After climbing to a one month high on Tuesday, the S&P 500 declined 2.2% yesterday and more losses are set to follow today with futures indicating a lower open.

It is no surprise that economic data will take a steep hit given the lockdown imposed on all US states, but the shockingly weak figures released yesterday explains why investors returned to being defensive.

US retail sales in March dropped 8.7%, the sharpest decline ever recorded, and worse than median expectations of a fall of 8%, and New York manufacturing activity hit an all-time low of negative 78.2%. Meanwhile, industrial production contracted 5.4%, the largest decline recorded since World War II and homebuilder sentiment also took a severe hit posting its largest monthly decline ever in April.

The terrible data released on Wednesday only reflects two weeks of lockdown following the national emergency declaration by President Trump which occurred on March 13. That suggests the hit to economic activity in April will be much more severe and possibly worse than previously anticipated.

The economy is clearly in a frozen state at the moment and it’s very difficult to know with certainty when the wheels of the economy will begin to move again.
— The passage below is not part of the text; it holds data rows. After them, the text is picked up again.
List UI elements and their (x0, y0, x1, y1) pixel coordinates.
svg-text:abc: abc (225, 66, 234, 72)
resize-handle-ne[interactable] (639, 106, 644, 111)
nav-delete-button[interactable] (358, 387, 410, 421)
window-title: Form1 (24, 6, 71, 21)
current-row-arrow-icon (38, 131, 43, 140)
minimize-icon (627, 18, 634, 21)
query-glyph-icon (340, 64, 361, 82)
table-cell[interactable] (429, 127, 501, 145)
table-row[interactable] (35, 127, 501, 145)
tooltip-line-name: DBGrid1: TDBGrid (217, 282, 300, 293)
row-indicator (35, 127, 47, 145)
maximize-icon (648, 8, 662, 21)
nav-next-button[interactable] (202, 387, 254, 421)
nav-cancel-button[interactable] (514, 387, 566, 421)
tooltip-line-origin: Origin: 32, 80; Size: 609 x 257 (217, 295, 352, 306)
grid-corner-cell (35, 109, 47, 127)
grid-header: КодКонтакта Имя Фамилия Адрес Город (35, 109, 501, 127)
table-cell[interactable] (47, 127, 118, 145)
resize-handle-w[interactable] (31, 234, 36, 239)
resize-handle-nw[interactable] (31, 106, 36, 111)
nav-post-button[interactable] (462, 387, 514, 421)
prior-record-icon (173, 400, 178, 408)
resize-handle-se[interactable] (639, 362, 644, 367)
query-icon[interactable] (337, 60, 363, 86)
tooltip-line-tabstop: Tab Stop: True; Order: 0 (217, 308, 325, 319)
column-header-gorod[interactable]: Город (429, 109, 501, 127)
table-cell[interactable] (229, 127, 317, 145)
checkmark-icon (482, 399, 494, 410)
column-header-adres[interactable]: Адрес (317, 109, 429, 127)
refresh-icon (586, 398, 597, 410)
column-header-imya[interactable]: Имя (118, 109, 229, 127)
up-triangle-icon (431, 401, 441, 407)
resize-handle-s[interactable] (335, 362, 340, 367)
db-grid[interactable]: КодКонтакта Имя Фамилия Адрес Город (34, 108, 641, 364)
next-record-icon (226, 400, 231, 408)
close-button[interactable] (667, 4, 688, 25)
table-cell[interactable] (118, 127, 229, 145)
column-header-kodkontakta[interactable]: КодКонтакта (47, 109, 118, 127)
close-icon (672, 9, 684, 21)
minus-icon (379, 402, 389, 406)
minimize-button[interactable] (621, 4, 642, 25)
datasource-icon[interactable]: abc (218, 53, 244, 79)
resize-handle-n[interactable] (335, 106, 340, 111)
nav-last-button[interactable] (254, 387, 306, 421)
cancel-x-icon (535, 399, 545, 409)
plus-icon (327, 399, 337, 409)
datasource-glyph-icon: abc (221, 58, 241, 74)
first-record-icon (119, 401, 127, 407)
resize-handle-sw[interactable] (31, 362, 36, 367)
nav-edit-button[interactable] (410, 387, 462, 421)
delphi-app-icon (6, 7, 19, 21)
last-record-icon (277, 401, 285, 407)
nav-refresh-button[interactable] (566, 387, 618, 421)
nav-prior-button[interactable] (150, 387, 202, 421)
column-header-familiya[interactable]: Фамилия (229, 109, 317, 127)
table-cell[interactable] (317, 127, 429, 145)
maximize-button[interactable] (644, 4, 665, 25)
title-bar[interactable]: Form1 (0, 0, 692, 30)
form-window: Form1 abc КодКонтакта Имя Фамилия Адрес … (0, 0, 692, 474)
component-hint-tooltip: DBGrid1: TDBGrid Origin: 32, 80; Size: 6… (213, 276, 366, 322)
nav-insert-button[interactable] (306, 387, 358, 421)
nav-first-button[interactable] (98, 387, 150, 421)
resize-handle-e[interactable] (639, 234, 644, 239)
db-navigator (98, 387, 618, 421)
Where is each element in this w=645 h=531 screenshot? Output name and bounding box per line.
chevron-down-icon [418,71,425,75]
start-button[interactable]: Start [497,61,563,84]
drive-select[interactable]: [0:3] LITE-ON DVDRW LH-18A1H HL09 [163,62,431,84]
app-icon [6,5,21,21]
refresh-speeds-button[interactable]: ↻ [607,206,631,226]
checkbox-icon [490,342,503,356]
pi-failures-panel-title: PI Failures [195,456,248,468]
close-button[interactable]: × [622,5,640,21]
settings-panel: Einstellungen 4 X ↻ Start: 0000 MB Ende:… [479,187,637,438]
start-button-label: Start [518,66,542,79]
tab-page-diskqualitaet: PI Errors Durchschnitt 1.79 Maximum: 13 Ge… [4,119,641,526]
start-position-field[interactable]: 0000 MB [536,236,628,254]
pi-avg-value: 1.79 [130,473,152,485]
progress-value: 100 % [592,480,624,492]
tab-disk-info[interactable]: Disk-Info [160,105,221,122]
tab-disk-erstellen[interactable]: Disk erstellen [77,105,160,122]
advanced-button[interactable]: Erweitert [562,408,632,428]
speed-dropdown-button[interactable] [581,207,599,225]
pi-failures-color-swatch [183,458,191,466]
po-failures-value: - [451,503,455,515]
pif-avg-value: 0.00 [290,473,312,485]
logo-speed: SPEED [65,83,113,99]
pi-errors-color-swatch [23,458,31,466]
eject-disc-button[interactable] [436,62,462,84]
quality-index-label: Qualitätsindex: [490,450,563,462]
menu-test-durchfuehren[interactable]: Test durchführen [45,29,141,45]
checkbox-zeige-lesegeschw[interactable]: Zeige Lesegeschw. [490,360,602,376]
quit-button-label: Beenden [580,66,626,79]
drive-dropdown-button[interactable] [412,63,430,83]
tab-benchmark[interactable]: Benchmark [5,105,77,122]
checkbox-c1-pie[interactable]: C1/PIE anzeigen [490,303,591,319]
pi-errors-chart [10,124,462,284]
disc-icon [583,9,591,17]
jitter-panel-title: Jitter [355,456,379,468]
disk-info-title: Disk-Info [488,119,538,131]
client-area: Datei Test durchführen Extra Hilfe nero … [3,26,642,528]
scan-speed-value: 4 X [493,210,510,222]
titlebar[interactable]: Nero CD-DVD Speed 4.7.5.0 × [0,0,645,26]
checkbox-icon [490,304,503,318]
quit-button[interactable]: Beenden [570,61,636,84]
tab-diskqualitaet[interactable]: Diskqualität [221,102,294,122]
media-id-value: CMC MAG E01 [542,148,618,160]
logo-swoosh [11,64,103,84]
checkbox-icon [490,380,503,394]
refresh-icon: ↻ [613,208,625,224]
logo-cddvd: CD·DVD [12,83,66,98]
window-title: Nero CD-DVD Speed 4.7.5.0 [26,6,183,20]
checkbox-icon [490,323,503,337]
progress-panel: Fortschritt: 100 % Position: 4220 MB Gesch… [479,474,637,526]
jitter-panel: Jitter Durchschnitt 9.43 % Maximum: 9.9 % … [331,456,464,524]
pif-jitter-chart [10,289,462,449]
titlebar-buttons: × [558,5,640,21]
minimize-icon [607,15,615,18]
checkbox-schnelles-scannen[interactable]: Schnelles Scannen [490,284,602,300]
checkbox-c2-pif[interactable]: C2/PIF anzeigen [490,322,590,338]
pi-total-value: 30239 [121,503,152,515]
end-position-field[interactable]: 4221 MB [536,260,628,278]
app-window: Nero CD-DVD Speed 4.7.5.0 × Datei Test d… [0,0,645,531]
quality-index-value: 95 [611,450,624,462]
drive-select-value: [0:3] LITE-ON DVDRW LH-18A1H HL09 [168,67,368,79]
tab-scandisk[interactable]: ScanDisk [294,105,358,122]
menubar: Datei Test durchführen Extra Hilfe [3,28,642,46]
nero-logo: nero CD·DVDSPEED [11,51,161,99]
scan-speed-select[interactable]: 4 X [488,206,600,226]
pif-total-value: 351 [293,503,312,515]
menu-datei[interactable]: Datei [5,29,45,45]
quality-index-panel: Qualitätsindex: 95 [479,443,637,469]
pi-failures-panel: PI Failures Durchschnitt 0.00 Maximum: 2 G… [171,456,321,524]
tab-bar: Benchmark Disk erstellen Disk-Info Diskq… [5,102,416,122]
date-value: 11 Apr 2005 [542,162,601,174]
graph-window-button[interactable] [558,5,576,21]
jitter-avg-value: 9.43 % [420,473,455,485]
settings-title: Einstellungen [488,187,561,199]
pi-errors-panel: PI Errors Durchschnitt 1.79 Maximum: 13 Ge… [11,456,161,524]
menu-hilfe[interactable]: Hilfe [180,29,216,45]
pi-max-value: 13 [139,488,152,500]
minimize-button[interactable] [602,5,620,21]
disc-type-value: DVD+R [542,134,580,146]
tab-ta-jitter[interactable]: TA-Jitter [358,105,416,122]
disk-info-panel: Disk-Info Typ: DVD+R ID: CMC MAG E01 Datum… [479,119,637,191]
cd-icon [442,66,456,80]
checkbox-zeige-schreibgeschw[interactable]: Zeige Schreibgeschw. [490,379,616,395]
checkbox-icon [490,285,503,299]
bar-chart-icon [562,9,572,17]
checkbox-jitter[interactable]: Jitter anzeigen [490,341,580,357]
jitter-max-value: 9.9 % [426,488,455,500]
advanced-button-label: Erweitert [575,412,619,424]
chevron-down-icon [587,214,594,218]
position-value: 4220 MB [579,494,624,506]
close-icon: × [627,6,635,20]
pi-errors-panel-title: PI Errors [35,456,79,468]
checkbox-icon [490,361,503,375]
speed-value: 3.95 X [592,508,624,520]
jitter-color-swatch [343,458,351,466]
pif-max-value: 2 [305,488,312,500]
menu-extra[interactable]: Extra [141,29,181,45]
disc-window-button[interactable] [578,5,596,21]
Even if Trump announces guidelines on reopening the economy later today, there is still a high risk of entering a second and possibly third round of lockdowns if the COVID-19 reinfection rate accelerates. Such uncertainty makes analysts and strategists’ jobs much tougher as many variables remain unknown and cannot be calculated in valuation models.

At this stage, we are trying to assess what type of recession we will experience. Even if infection rates begin to slow down, that doesn’t necessarily translate into a speedy recovery in economic activity. We are only three weeks into April but more than 17 million Americans have lost their jobs, and today we are bracing for more dire data in the weekly claims figures. Economists forecasts are ranging from 1.4 million to 8 million new jobless claims, which is an incredible range in estimates.  If the figures hit the high side of the estimates, expect to see a further decline in equities.

However, in that environment, the Dollar should remain strong as it will be driven by wider risk aversion and not the strength of the domestic economy. So for today especially, the worse the data, the stronger the Dollar.